Alternatively, quark matter may become stable at high mass numbers, in which the nucleus is composed of freely flowing up and down quarks instead of binding them into protons and neutrons; this would create a continent of stability instead of an island. Other effects may come into play: for example, in very heavy elements the 1s electrons are likely to spend a significant amount of time so close to the nucleus that they are actually inside it, which would make them vulnerable to electron capture.

Even if eighth-row elements can exist, producing them is likely to be difficult, and it should become even more difficult as atomic number rises. Although the 8s elements 119 and 120 are expected to be reachable with present means, the elements beyond that are expected to require new technology, if they can be produced at all.

== Alternative periodic tables ==

Otto Theodor Benfey's spiral periodic table (1964)

The periodic law may be represented in multiple ways, of which the standard periodic table is only one. Within 100 years of the appearance of Mendeleev's table in 1869, Edward G. Mazurs had collected an estimated 700 different published versions of the periodic table. Many forms retain the rectangular structure, including Charles Janet's left-step periodic table (pictured below), and the modernised form of Mendeleev's original 8-column layout that is still common in Russia. Other periodic table formats have been shaped much more exotically, such as spirals (Otto Theodor Benfey's pictured to the right), circles and triangles.

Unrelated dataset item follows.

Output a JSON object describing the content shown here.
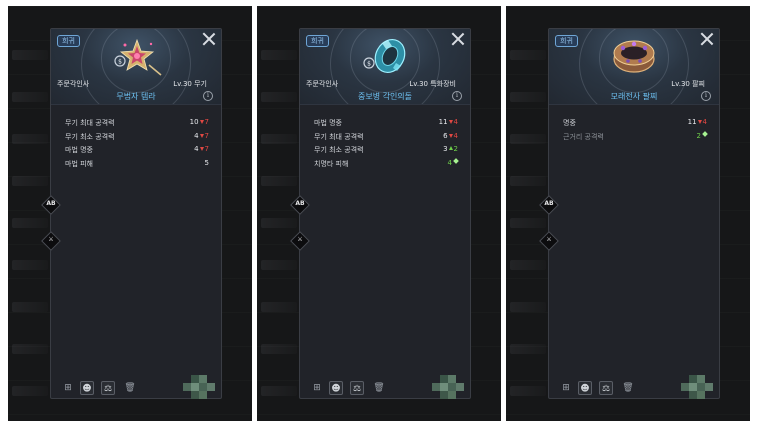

Alternative periodic tables are often developed to highlight or emphasize chemical or physical properties of the elements that are not as apparent in traditional periodic tables, with different ones skewed more towards emphasizing chemistry or physics at either end. The many different forms of the periodic table have prompted the questions of whether there is an optimal or definitive form of the periodic table, and if so, what it might be. There are no current consensus answers to either question. Janet's left-step table is being increasingly discussed as a candidate for being the optimal or most fundamental form; Scerri has written in support of it, as it clarifies helium's nature as an s-block element, increases regularity by having all period lengths repeated, faithfully follows Madelung's rule by making each period correspond to one value of n + ℓ, (Note: Authors differ on whether the n + ℓ rule has yet been derived from quantum mechanics. Scerri claims that it has not, despite several attempts to do so. On the other hand, Ostrovsky, who has claimed such justification from 1971, wrote "Some authors insist that 'still nobody has deduced the n+l rule from the principles of quantum
mechanics', while others present quantum justification of the rule that was not ever disputed." Other authors argue that such a derivation is not necessary, because it admits exceptions.) and regularises atomic number triads and the first-row anomaly trend.